New publication in Science analyzes the impact of the rock-ice avalanche in India
On 7 February 2021, a large rock-ice avalanche struck in Chamoli, Uttarakhand, India. It developed into a disastrous debris flow, killing 204 people and causing infrastructure destruction worth more than 220 million USD. A new publication in Science, published today 10 June, with contribution from SIWI’s Mats Eriksson describes the occurrence, development and impact of the disaster.
In the morning of 7 February 2021, inhabitants in the Rishiganga and Dhauliganga were taken completely by surprise when a roaring debris flow moved fast down the valleys, destroying everything in its course. The villagers higher up on the hillslopes tried to warn people further down by shouting and whistling. Some managed to capture the event with smart phones.
In the Rishiganga hydropower station, 30 workers supervised the power generation. The station had recently re-commissioned its work following a flash flood in 2016. At the Tapovan Hydropower construction site, further downstream in Dhauliganga valley, 175 workers were busy pushing the construction work forward. They had little or no possibilities to relocate themselves to safe places when the debris flow struck the site with full force. Many were trapped in tunnels where they were busy with ongoing work. Most of them were migrant workers from other parts of India or Nepal, thereby being part of a vulnerable group in the society.

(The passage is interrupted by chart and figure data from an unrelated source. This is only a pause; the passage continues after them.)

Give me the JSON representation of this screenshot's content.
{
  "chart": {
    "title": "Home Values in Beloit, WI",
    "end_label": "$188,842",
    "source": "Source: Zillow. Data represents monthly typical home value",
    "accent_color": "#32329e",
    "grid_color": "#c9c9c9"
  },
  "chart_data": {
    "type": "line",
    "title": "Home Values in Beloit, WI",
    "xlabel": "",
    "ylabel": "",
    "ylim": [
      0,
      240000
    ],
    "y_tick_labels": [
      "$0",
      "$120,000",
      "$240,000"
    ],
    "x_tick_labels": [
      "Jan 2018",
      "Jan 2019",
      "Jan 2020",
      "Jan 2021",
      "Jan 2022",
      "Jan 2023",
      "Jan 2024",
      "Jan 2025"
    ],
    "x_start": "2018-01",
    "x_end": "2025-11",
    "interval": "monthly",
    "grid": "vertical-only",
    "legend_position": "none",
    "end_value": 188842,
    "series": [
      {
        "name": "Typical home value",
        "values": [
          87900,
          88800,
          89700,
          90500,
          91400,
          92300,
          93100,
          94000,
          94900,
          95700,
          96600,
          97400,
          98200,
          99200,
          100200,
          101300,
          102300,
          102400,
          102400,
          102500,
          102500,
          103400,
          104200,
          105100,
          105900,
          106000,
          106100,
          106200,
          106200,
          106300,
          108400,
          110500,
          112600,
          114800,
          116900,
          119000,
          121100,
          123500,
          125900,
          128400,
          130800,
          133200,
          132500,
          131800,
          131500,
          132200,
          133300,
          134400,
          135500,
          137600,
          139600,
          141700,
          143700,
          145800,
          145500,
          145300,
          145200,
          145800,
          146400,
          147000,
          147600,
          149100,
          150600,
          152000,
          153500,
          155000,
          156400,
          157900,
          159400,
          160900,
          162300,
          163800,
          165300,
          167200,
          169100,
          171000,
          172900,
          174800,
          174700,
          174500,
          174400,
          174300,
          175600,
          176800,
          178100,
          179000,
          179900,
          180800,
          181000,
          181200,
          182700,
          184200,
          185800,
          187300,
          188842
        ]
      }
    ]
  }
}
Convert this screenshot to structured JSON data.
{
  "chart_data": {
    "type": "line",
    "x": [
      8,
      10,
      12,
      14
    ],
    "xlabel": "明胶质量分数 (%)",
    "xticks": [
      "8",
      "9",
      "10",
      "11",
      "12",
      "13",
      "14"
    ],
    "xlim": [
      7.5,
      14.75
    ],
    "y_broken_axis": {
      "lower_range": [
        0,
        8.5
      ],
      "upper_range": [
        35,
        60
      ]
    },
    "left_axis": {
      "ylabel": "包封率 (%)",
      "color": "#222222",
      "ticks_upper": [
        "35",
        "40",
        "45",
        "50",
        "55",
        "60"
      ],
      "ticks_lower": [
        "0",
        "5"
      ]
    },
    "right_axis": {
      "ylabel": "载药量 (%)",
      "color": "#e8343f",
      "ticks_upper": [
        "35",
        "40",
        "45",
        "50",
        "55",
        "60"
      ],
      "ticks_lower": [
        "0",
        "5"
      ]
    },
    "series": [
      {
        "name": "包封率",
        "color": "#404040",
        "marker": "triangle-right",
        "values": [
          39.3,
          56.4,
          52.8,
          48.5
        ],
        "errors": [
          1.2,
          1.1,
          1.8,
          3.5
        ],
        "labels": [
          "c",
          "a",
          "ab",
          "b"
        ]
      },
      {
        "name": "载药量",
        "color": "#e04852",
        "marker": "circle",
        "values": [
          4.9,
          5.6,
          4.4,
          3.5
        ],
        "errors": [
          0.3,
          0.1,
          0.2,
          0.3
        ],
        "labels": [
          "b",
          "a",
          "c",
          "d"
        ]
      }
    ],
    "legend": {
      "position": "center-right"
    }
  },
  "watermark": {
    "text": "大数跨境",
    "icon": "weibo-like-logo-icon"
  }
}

The article in the prestigious Science magazine gives a thorough description on how the 27×106 cubic metres of 80% rock and 20% glacier ice fell 1 800 m from the Ronti Peak to the valley floor, during which time friction heat melted the ice. The debris probably picked up additional water from wet sediments and turned into a lethal debris flow consisting of water, sediments, ice blocks, and rock boulders up to 20 m in diameter. It was moving downstream at an initial speed of 25 m/s. Eight days after the disaster a main channel for water supply in Delhi recorded 80 times the permissible level of sediment in the water, indicating the far-reaching consequences such disasters can have.
The analytical work behind the article was rapidly conducted by a large international team of researchers. This demonstrates how worldwide networks of scientists can provide important post-disaster information within days, or even hours, if human resources and technology is available.
“It is difficult to attribute an individual event, such as the Chamoli disaster, to climate change”, Dr Eriksson says. “However, increasing frequency of high-mountain slope instabilities can likely be related to observed atmospheric warming and corresponding reduction in the cryosphere such as glaciers, snow and permafrost.” Uttarakhand in the Indian Himalaya have experienced no less than 16 major disasters from water induced hazards such as flash floods and landslides, as well as from earthquakes. The number of water-induced disasters in the rest of the Himalayas is very large.
The Chamoli disaster, destroying two hydropower stations, raises important questions about infrastructure investment for clean energy development, climate adaptation justice, disaster governance, conservation, and sustainable development in the Himalaya and other high-mountain environments. It stresses the importance of a better understanding of the cause and impact of mountain hazards. It is increasingly important that infrastructure investments in mountain regions take the risk of climate-induced water hazards into consideration together with other risk assessments in planning stages. Knowledge and experience held by local communities need to be taken on board.
The disaster tragically revealed the risks associated with the expansion of hydropower infrastructure into increasingly unstable territory. Enhancing inclusive dialogues among governments, local stakeholders and communities, private sector, and the scientific community could help assess, minimize, and prepare for existing risks. The disaster indicates that the long-term sustainability of planned hydroelectric power projects must account for both current and future social and environmental conditions, while mitigating risks to infrastructure, personnel, and downstream communities.
The rate of temperature increase in the Himalayas is higher than the global average, related to the high elevation. It will result in increased magnitude of high intense rainfall events, as well as rapid retreat of glaciers, snow, and permafrost, resulting in more unstable mountain slopes. With the Chamoli disaster, nature tries to ring the warning bells. The question is if we are ready to listen, Dr Eriksson says.